Additionally, it does a lot of the work for the worker nodes; such as accepting API calls for the Pods specifications that are either provided in JSON or YAML.
Once the specifications are received, it will take care of configuring the nodes until the specifications have been met
Should a Pod require access to storage, Secrets or ConfigMaps, the kubelet will ensure access or creation. It also sends back status to the kube-apiserver for eventual persistence.
-
kube-proxy
The kube-proxy is responsible for managing the network connectivity to containers. To do that is has iptables.
"iptables is a user-space utility program that allows a system administrator to configure the IP packet filter rules of the Linux kernel firewall, implemented as different Netfilter modules."
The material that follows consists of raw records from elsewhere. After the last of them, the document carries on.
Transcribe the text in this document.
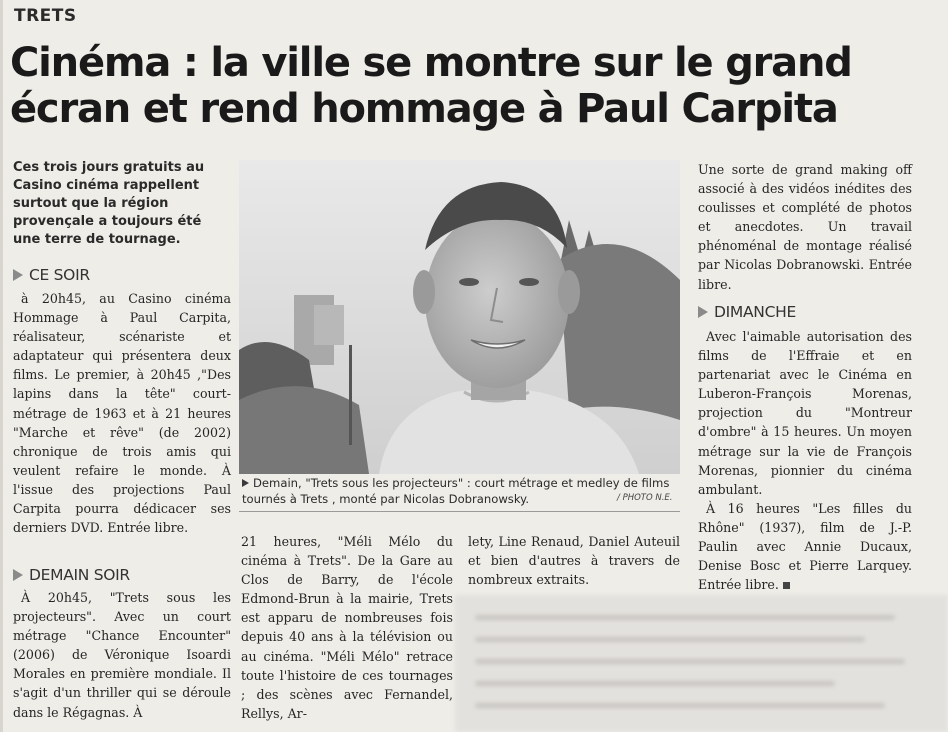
TRETS
Cinéma : la ville se montre sur le grand
écran et rend hommage à Paul Carpita
Ces trois jours gratuits au Casino cinéma rappellent surtout que la région provençale a toujours été une terre de tournage.
CE SOIR

à 20h45, au Casino cinéma Hommage à Paul Carpita, réalisateur, scénariste et adaptateur qui présentera deux films. Le premier, à 20h45 ,"Des lapins dans la tête" court-métrage de 1963 et à 21 heures "Marche et rêve" (de 2002) chronique de trois amis qui veulent refaire le monde. À l'issue des projections Paul Carpita pourra dédicacer ses derniers DVD. Entrée libre.

DEMAIN SOIR

À 20h45, "Trets sous les projecteurs". Avec un court métrage "Chance Encounter" (2006) de Véronique Isoardi Morales en première mondiale. Il s'agit d'un thriller qui se déroule dans le Régagnas. À

Demain, "Trets sous les projecteurs" : court métrage et medley de films tournés à Trets , monté par Nicolas Dobranowsky.	/ PHOTO N.E.

21 heures, "Méli Mélo du cinéma à Trets". De la Gare au Clos de Barry, de l'école Edmond-Brun à la mairie, Trets est apparu de nombreuses fois depuis 40 ans à la télévision ou au cinéma. "Méli Mélo" retrace toute l'histoire de ces tournages ; des scènes avec Fernandel, Rellys, Ar-

lety, Line Renaud, Daniel Auteuil et bien d'autres à travers de nombreux extraits.

Une sorte de grand making off associé à des vidéos inédites des coulisses et complété de photos et anecdotes. Un travail phénoménal de montage réalisé par Nicolas Dobranowski. Entrée libre.

DIMANCHE

Avec l'aimable autorisation des films de l'Effraie et en partenariat avec le Cinéma en Luberon-François Morenas, projection du "Montreur d'ombre" à 15 heures. Un moyen métrage sur la vie de François Morenas, pionnier du cinéma ambulant.

À 16 heures "Les filles du Rhône" (1937), film de J.-P. Paulin avec Annie Ducaux, Denise Bosc et Pierre Larquey. Entrée libre.
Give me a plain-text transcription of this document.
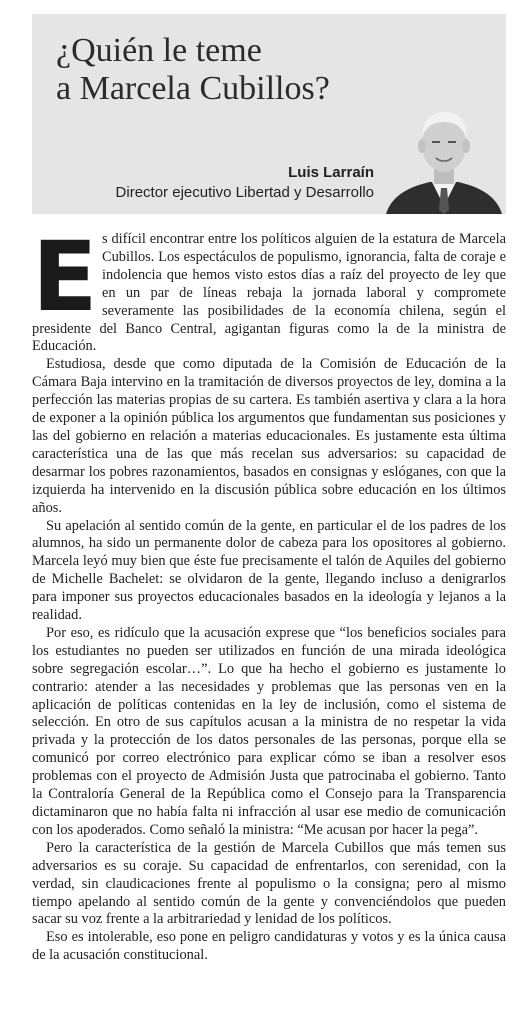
¿Quién le teme
a Marcela Cubillos?
Luis Larraín
Director ejecutivo Libertad y Desarrollo

Es difícil encontrar entre los políticos alguien de la estatura de Marcela Cubillos. Los espectáculos de populismo, ignorancia, falta de coraje e indolencia que hemos visto estos días a raíz del proyecto de ley que en un par de líneas rebaja la jornada laboral y compromete severamente las posibilidades de la economía chilena, según el presidente del Banco Central, agigantan figuras como la de la ministra de Educación.

Estudiosa, desde que como diputada de la Comisión de Educación de la Cámara Baja intervino en la tramitación de diversos proyectos de ley, domina a la perfección las materias propias de su cartera. Es también asertiva y clara a la hora de exponer a la opinión pública los argumentos que fundamentan sus posiciones y las del gobierno en relación a materias educacionales. Es justamente esta última característica una de las que más recelan sus adversarios: su capacidad de desarmar los pobres razonamientos, basados en consignas y eslóganes, con que la izquierda ha intervenido en la discusión pública sobre educación en los últimos años.

Su apelación al sentido común de la gente, en particular el de los padres de los alumnos, ha sido un permanente dolor de cabeza para los opositores al gobierno. Marcela leyó muy bien que éste fue precisamente el talón de Aquiles del gobierno de Michelle Bachelet: se olvidaron de la gente, llegando incluso a denigrarlos para imponer sus proyectos educacionales basados en la ideología y lejanos a la realidad.

Por eso, es ridículo que la acusación exprese que “los beneficios sociales para los estudiantes no pueden ser utilizados en función de una mirada ideológica sobre segregación escolar…”. Lo que ha hecho el gobierno es justamente lo contrario: atender a las necesidades y problemas que las personas ven en la aplicación de políticas contenidas en la ley de inclusión, como el sistema de selección. En otro de sus capítulos acusan a la ministra de no respetar la vida privada y la protección de los datos personales de las personas, porque ella se comunicó por correo electrónico para explicar cómo se iban a resolver esos problemas con el proyecto de Admisión Justa que patrocinaba el gobierno. Tanto la Contraloría General de la República como el Consejo para la Transparencia dictaminaron que no había falta ni infracción al usar ese medio de comunicación con los apoderados. Como señaló la ministra: “Me acusan por hacer la pega”.

Pero la característica de la gestión de Marcela Cubillos que más temen sus adversarios es su coraje. Su capacidad de enfrentarlos, con serenidad, con la verdad, sin claudicaciones frente al populismo o la consigna; pero al mismo tiempo apelando al sentido común de la gente y convenciéndolos que pueden sacar su voz frente a la arbitrariedad y lenidad de los políticos.

Eso es intolerable, eso pone en peligro candidaturas y votos y es la única causa de la acusación constitucional.
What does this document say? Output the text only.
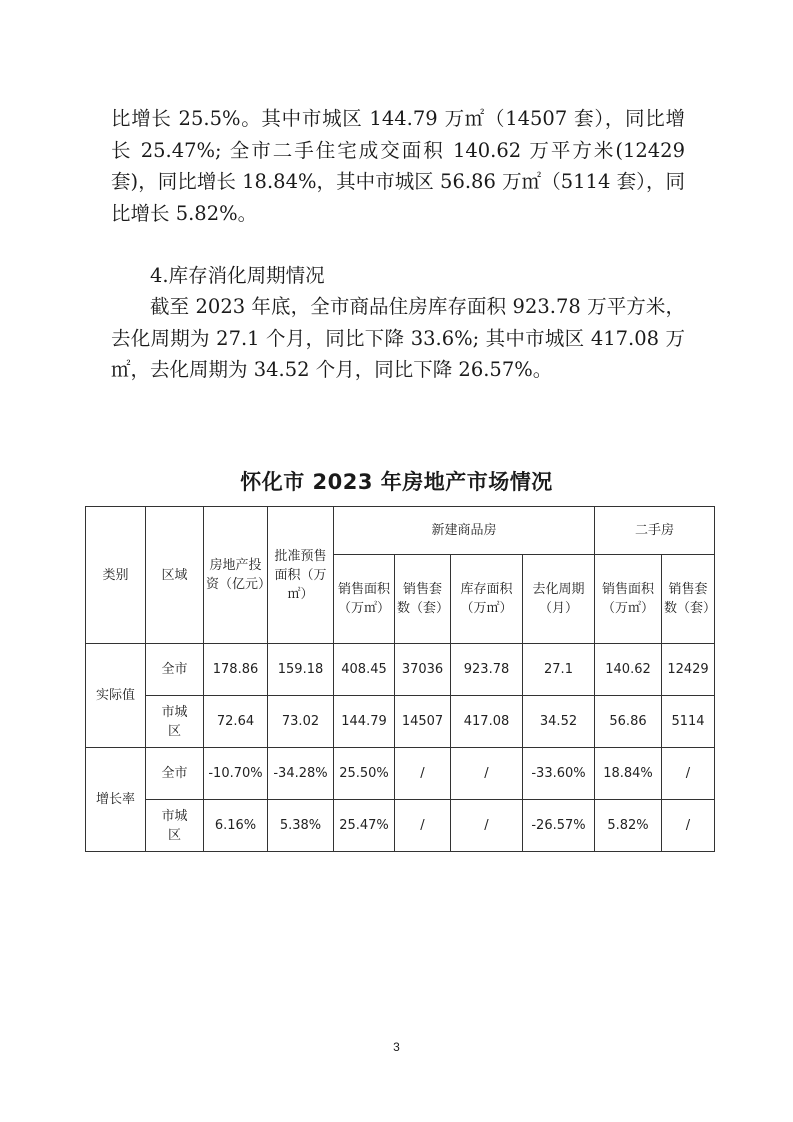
比增长 25.5%。其中市城区 144.79 万㎡（14507 套），同比增长 25.47%; 全市二手住宅成交面积 140.62 万平方米(12429 套)，同比增长 18.84%，其中市城区 56.86 万㎡（5114 套），同比增长 5.82%。

4.库存消化周期情况

截至 2023 年底，全市商品住房库存面积 923.78 万平方米，去化周期为 27.1 个月，同比下降 33.6%; 其中市城区 417.08 万㎡，去化周期为 34.52 个月，同比下降 26.57%。

怀化市 2023 年房地产市场情况
类别	区域	房地产投资（亿元）	批准预售面积（万㎡）	新建商品房				二手房	
				销售面积（万㎡）	销售套数（套）	库存面积（万㎡）	去化周期（月）	销售面积（万㎡）	销售套数（套）
实际值	全市	178.86	159.18	408.45	37036	923.78	27.1	140.62	12429
	市城区	72.64	73.02	144.79	14507	417.08	34.52	56.86	5114
增长率	全市	-10.70%	-34.28%	25.50%	/	/	-33.60%	18.84%	/
	市城区	6.16%	5.38%	25.47%	/	/	-26.57%	5.82%	/
3
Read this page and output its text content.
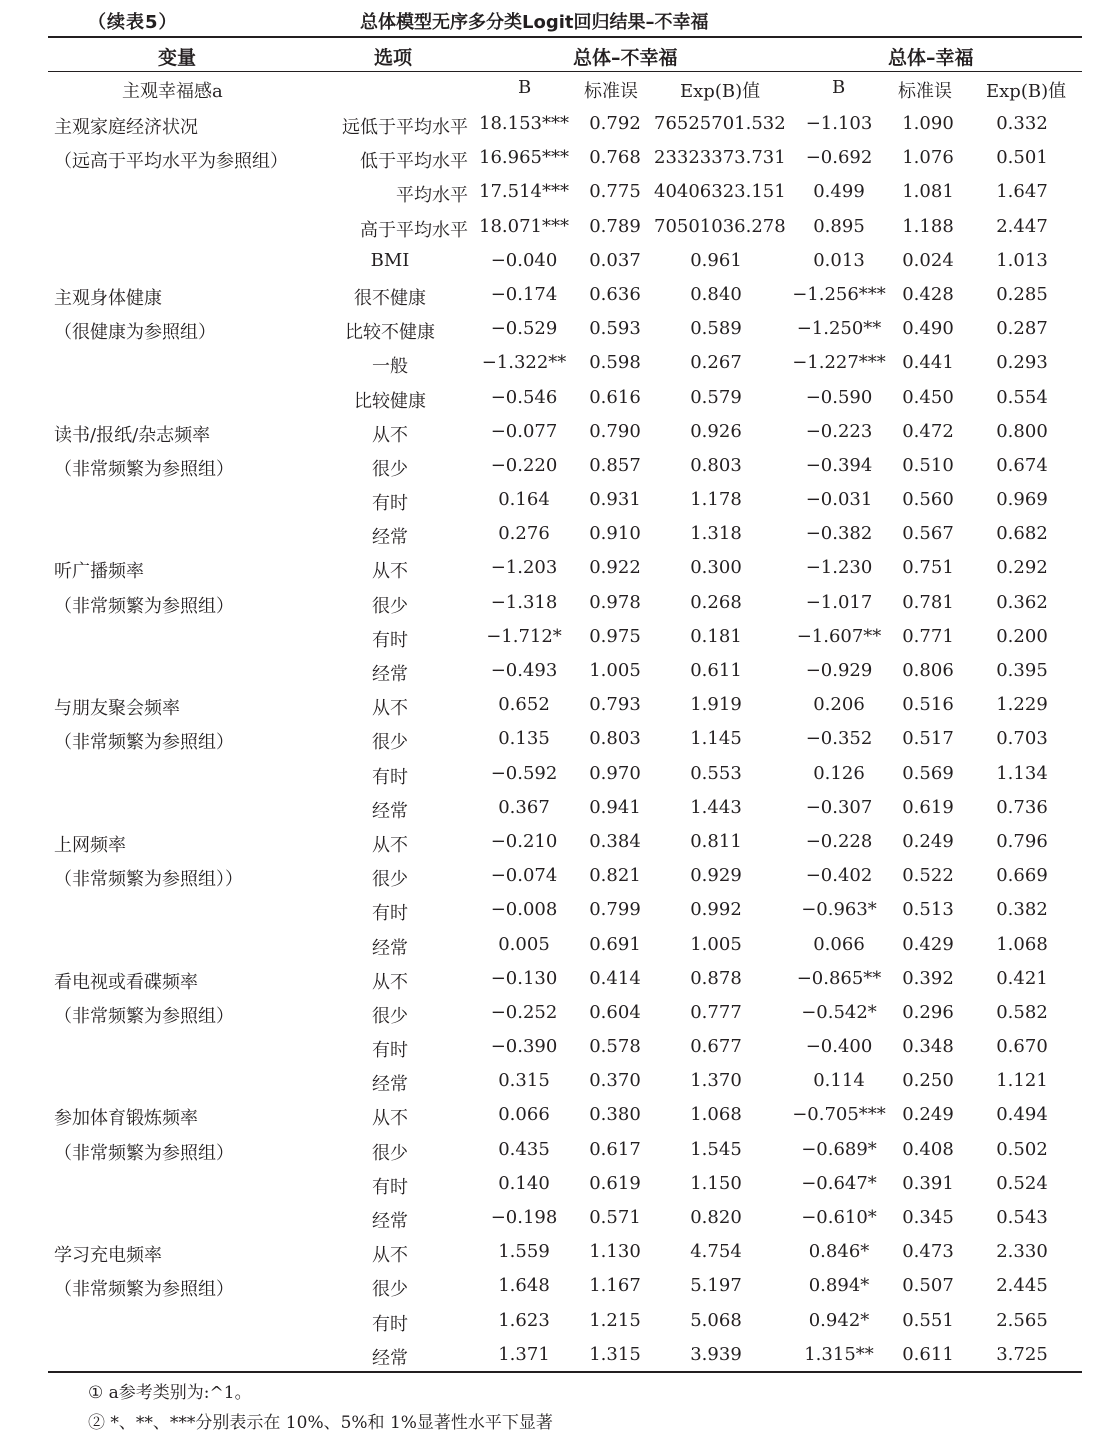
（续表5）	总体模型无序多分类Logit回归结果–不幸福
变量	选项	总体–不幸福	总体–幸福
主观幸福感a	B	标准误 Exp(B)值	B	标准误 Exp(B)值
主观家庭经济状况	远低于平均水平 18.153***	0.792 76525701.532	−1.103	1.090	0.332
（远高于平均水平为参照组）	低于平均水平 16.965***	0.768 23323373.731	−0.692	1.076	0.501
平均水平 17.514***	0.775 40406323.151	0.499	1.081	1.647
高于平均水平 18.071***	0.789 70501036.278	0.895	1.188	2.447
BMI	−0.040	0.037	0.961	0.013	0.024	1.013
主观身体健康	很不健康	−0.174	0.636	0.840	−1.256*** 0.428	0.285
（很健康为参照组）	比较不健康	−0.529	0.593	0.589	−1.250**	0.490	0.287
一般	−1.322**	0.598	0.267	−1.227*** 0.441	0.293
比较健康	−0.546	0.616	0.579	−0.590	0.450	0.554
读书/报纸/杂志频率	从不	−0.077	0.790	0.926	−0.223	0.472	0.800
（非常频繁为参照组）	很少	−0.220	0.857	0.803	−0.394	0.510	0.674
有时	0.164	0.931	1.178	−0.031	0.560	0.969
经常	0.276	0.910	1.318	−0.382	0.567	0.682
听广播频率	从不	−1.203	0.922	0.300	−1.230	0.751	0.292
（非常频繁为参照组）	很少	−1.318	0.978	0.268	−1.017	0.781	0.362
有时	−1.712*	0.975	0.181	−1.607**	0.771	0.200
经常	−0.493	1.005	0.611	−0.929	0.806	0.395
与朋友聚会频率	从不	0.652	0.793	1.919	0.206	0.516	1.229
（非常频繁为参照组）	很少	0.135	0.803	1.145	−0.352	0.517	0.703
有时	−0.592	0.970	0.553	0.126	0.569	1.134
经常	0.367	0.941	1.443	−0.307	0.619	0.736
上网频率	从不	−0.210	0.384	0.811	−0.228	0.249	0.796
（非常频繁为参照组））	很少	−0.074	0.821	0.929	−0.402	0.522	0.669
有时	−0.008	0.799	0.992	−0.963*	0.513	0.382
经常	0.005	0.691	1.005	0.066	0.429	1.068
看电视或看碟频率	从不	−0.130	0.414	0.878	−0.865**	0.392	0.421
（非常频繁为参照组）	很少	−0.252	0.604	0.777	−0.542*	0.296	0.582
有时	−0.390	0.578	0.677	−0.400	0.348	0.670
经常	0.315	0.370	1.370	0.114	0.250	1.121
参加体育锻炼频率	从不	0.066	0.380	1.068	−0.705*** 0.249	0.494
（非常频繁为参照组）	很少	0.435	0.617	1.545	−0.689*	0.408	0.502
有时	0.140	0.619	1.150	−0.647*	0.391	0.524
经常	−0.198	0.571	0.820	−0.610*	0.345	0.543
学习充电频率	从不	1.559	1.130	4.754	0.846*	0.473	2.330
（非常频繁为参照组）	很少	1.648	1.167	5.197	0.894*	0.507	2.445
有时	1.623	1.215	5.068	0.942*	0.551	2.565
经常	1.371	1.315	3.939	1.315**	0.611	3.725
① a参考类别为:^1。
② *、**、***分别表示在 10%、5%和 1%显著性水平下显著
Additional options are the use of namespaces to monitor services and endpoints, or ipvs to replace the use of iptables
To easily manage thousands of Pods across hundreds of nodes can be a difficult task to manage. To make management easier, we can use labels, arbitrary strings which become part of the object metadata. These can then be used when checking or changing the state of objects without having to know individual names or UIDs. Nodes can have taints to discourage Pod assignments, unless the Pod has a toleration in its metadata.
Multi-tenancy
When multiple-users are able to access the same cluster
Additional security measures can be taken through either of the following:
-
Namespaces: Namespaces can be used to "divide the cluster"; additional permissions can be set on each namespace; note that two objects cannot have the same name in the same namespace
-
Context: A combination of user, cluster name and namespace; this allows you to restrict the cluster between permissions and restrictions. This information is referenced by ~/.kube/config
Can be checked with
kubectl config view
-
Resource Limits: Provide a way to limit the resources that are provided for a specific pod
-
Pod Security Policies: "A policy to limit the ability of pods to elevate permissions or modify the node upon which they are scheduled. This wide-ranging limitation may prevent a pod from operating properly. The use of PSPs may be replaced by Open Policy Agent in the future."
-
Network Policies: The ability to have an inside-the-cluster firewall. Ingress and Egress traffic can be limited according to namespaces and labels as well as typical network traffic characteristics.